Let's look at TUAW's take on a recent CNBC interview. According to TUAW, Ballmer said the following:

"I don't think anybody has done a product that is the product that I see customers wanting. You can go through the products from all those guys ... and none of them has a product that you can really use. Not Apple. Not Google. Not Amazon."

TUAW then marshals some statements that it sourced from allthingssd:

Apple has sold 100 million iPads since it launched the device two and a half years ago. And Amazon, without ever disclosing any sales numbers, perennially maintains that the Kindle Fire is its best-selling product ever.

But TUAW focused on only PART of what Ballmer said. Here, according to allthingssd, is Ballmer's complete quote:

I don’t think anybody has done a product that is the product that I see customers wanting.

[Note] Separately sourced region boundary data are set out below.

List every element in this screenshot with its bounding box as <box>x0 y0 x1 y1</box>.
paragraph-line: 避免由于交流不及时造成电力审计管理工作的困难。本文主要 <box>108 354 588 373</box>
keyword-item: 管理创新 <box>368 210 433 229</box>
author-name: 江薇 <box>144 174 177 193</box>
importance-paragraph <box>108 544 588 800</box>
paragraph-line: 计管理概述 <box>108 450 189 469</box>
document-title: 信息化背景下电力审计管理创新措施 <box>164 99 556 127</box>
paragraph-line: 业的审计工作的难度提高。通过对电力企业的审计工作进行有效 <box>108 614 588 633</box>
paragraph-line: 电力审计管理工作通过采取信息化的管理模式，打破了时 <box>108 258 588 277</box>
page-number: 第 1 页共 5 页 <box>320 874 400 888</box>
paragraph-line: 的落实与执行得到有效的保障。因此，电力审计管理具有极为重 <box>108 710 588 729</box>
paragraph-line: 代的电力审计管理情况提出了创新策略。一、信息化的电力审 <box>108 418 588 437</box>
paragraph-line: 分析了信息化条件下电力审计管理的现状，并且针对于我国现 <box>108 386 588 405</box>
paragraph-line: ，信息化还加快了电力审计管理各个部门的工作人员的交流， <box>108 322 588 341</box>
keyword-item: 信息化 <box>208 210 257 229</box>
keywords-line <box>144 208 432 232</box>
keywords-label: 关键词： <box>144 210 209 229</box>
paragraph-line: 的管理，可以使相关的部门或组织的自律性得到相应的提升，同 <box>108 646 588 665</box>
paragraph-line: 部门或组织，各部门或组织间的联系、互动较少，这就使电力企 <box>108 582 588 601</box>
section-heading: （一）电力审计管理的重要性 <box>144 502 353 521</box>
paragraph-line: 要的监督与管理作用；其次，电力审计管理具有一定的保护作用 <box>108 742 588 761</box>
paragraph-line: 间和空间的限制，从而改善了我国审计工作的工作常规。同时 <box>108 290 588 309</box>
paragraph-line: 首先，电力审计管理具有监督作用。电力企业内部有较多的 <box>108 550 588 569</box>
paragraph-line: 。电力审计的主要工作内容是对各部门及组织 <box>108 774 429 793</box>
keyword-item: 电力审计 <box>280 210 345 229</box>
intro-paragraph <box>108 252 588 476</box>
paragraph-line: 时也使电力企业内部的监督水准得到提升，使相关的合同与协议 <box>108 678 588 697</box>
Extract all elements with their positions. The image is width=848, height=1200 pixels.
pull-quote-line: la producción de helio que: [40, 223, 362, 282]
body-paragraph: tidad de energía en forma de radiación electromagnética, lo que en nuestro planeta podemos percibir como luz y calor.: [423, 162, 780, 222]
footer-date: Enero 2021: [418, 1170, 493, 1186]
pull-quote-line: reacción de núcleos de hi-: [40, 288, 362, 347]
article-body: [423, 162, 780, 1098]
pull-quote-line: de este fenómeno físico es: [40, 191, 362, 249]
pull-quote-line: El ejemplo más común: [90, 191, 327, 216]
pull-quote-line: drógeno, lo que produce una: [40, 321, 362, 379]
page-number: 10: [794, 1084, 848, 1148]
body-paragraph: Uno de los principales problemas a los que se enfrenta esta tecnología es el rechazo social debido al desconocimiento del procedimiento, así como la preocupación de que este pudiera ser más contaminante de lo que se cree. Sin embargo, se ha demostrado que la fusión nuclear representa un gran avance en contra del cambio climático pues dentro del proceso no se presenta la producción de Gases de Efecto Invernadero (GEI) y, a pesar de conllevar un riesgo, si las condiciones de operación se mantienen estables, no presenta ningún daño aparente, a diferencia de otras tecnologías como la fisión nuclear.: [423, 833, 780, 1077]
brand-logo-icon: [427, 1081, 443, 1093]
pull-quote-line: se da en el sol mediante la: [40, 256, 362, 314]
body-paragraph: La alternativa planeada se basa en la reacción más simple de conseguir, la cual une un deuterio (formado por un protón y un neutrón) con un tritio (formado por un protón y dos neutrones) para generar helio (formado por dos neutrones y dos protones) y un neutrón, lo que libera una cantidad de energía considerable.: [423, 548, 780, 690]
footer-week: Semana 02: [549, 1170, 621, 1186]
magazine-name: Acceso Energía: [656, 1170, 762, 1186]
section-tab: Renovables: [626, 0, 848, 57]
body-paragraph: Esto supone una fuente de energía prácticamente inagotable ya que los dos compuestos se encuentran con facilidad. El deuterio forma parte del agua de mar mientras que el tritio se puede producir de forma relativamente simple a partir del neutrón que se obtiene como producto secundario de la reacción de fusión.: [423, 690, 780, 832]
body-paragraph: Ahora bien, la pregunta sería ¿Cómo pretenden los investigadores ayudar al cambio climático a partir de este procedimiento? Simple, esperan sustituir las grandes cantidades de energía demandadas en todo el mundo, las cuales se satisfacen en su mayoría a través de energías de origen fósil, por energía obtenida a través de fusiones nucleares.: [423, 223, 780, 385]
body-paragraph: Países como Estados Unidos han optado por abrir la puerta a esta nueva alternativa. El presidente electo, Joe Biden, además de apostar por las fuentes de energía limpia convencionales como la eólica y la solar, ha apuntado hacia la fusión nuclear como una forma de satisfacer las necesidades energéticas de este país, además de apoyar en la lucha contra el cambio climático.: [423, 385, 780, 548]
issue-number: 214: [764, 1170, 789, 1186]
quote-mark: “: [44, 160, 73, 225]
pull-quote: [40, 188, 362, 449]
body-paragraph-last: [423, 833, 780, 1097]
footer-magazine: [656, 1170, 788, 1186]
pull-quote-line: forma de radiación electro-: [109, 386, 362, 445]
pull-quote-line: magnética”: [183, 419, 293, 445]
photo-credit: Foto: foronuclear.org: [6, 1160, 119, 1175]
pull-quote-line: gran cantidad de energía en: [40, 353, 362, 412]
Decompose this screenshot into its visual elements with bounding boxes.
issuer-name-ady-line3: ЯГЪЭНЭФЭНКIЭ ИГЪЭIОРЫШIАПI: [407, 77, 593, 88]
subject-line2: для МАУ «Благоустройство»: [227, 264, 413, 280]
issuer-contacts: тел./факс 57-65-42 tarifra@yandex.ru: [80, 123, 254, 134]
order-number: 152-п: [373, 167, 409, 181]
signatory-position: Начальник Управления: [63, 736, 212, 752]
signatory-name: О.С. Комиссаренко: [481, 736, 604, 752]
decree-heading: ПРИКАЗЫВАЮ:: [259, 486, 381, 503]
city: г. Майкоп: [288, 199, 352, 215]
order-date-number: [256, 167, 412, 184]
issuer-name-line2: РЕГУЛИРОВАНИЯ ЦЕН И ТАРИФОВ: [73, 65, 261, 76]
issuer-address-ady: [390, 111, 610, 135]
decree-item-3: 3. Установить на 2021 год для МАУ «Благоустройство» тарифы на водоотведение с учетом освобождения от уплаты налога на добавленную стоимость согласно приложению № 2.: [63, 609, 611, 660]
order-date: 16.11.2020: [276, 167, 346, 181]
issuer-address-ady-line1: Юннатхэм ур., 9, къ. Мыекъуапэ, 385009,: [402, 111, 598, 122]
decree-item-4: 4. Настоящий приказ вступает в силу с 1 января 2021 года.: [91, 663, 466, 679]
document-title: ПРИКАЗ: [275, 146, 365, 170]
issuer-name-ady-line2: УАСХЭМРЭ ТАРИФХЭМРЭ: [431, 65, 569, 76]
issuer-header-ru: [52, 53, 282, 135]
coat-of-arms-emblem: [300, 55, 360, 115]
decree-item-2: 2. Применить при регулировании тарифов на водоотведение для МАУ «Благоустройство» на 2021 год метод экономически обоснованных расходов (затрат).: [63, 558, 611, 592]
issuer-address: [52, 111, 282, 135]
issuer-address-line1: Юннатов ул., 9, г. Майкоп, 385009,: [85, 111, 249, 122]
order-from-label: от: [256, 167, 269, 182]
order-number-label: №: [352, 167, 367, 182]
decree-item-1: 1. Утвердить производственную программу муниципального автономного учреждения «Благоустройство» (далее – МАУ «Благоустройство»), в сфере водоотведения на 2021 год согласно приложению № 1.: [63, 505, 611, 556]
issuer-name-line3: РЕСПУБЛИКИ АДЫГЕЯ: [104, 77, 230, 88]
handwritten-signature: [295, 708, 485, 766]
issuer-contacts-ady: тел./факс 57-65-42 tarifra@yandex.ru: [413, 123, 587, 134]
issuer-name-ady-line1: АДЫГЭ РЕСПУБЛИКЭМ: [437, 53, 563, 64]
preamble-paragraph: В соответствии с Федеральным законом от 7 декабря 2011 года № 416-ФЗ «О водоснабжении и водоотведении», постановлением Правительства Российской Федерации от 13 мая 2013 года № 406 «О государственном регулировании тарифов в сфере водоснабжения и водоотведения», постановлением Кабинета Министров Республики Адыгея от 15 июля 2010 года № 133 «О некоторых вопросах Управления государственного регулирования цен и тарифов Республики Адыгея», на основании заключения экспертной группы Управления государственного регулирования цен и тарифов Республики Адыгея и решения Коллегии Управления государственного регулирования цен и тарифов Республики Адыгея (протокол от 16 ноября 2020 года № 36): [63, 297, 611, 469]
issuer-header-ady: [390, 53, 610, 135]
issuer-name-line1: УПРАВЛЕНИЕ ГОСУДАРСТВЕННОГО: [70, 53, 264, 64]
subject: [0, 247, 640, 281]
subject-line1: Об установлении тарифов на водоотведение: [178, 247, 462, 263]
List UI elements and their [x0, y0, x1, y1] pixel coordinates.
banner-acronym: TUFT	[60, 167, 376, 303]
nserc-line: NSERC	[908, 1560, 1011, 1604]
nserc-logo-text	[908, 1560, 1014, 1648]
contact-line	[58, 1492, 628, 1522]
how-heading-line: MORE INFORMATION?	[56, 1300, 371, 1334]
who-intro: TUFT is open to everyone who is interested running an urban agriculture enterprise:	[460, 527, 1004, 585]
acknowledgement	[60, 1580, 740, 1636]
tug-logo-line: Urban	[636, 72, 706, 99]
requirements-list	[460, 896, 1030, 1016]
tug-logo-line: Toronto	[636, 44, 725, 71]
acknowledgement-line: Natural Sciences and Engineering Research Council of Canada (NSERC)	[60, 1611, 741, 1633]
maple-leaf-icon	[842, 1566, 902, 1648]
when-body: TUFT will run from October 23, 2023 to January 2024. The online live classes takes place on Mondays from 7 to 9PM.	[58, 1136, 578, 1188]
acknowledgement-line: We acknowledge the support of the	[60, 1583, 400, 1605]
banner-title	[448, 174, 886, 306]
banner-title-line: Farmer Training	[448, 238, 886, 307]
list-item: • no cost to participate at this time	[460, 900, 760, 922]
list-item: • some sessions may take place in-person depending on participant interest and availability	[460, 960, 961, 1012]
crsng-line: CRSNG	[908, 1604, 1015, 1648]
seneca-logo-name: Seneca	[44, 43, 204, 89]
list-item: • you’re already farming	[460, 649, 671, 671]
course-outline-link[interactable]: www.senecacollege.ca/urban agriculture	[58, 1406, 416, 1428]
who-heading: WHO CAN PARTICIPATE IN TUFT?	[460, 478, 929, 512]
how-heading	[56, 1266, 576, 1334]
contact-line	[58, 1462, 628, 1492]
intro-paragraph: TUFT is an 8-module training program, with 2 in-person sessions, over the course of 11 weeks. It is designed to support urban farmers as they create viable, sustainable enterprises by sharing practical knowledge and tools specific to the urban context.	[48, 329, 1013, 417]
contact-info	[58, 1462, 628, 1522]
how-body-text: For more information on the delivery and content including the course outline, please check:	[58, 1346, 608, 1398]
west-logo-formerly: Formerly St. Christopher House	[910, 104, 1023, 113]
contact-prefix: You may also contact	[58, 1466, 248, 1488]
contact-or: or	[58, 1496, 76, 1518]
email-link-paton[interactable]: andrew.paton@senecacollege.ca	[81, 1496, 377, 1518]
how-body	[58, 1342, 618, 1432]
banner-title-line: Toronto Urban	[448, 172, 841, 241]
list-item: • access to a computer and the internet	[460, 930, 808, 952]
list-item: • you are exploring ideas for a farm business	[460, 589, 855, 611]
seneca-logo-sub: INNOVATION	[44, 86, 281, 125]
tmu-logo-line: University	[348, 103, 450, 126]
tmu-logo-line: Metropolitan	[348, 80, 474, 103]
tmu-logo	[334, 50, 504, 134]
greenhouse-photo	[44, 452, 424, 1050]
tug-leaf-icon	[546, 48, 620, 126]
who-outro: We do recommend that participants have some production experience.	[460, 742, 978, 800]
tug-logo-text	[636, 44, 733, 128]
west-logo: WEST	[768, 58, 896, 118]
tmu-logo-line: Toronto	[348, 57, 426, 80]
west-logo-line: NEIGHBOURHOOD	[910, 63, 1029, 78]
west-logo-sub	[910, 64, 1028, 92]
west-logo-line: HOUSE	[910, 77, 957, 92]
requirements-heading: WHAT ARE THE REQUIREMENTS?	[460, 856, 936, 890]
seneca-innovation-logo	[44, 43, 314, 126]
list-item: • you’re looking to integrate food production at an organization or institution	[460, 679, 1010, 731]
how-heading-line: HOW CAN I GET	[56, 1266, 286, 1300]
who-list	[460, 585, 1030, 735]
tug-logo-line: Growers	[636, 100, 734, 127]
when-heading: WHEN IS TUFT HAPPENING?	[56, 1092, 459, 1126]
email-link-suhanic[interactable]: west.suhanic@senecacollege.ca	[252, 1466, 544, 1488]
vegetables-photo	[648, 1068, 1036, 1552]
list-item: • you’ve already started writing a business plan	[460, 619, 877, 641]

You can go through the products from all those guys … and none of them has a product that you can really use. Not Apple. Not Google. Not Amazon. Nobody has a product that lets you work and play that can be your tablet and your PC. Not at any price point.

This is a first-class tablet that people can enjoy and appreciate. It’s a PC; it’s a tablet. It’s for play; it’s for work. It’s a got a great price. That product doesn’t exist today.


While TUAW mentions Ballmer's tablet/PC comment in passing at the end of its post, the lead concentrates on the millions of devices that have already been sold.

But what of Ballmer's point that Surface functions as both a tablet and a PC? Is this what customers really want? Two years from now, will people laugh at the old days in which people were forced to use their devices as either business computers OR personal tablets?

You could look at Ballmer's main point and argue that it's complete nonsense. My older readers may recall this Saturday Night Live parody commercial:

Wife: New Shimmer is a floor wax!

Husband: No, new Shimmer is a dessert topping!

Wife: It's a floor wax!

Husband: It's a dessert topping!

Wife: It's a floor wax, I'm telling you!

Husband: It's a dessert topping, you cow!

Spokesman: [ enters quickly ] Hey, hey, hey, calm down, you two. New Shimmer is both a floor wax and a dessert topping!


Will people truly want a single device that functions both in the corporate environment (with keyboard) and at home (as a tablet)? Will corporate IT departments buy into the concept? Will workers/players buy into the concept?

According to Techradar, personal users may buy into the idea even if corporate IT departments do not:

According to an independent survey commissioned by Hornbill Service Management of 1,457 British office workers, 53% state that corporate IT is failing to keep pace with the needs of the business. Some are taking drastic steps to resolve this: 40% state that they will use personal devices without getting permission from, or informing, IT in order to improve productivity.

So corporate people might be sneaking Surface in the back door. Hmmm...sounds like what happened with the Macintosh in the 1980s.

But Techradar does go on to say that, while Microsoft is banking on the idea that enterprises will gravitate toward a business-designed device (Surface) rather than a consumer-designed device (iPad), Surface may end up with some hefty competition soon:

And many industry watchers point to the latest range of entry-level Ultrabooks that will be arriving in 2013 that could deliver business machines that evolve the humble notebook PC into a device that enterprises can embrace.

So maybe Surface 1.0 may not be the industry shift that Ballmer is looking for. But Microsoft is certainly able to come up with a version 2.0, and a version 3.0, and to keep on working on a product until it dominates the market. And we all know that Ballmer is sensitive to the needs of developers.



So perhaps a few years from now, Ballmer's statement that none of the early 2012 products can really be used by customers may be a valid one. There's a chance that Ballmer is predicting the future - and TUAW missed it by focusing on the past.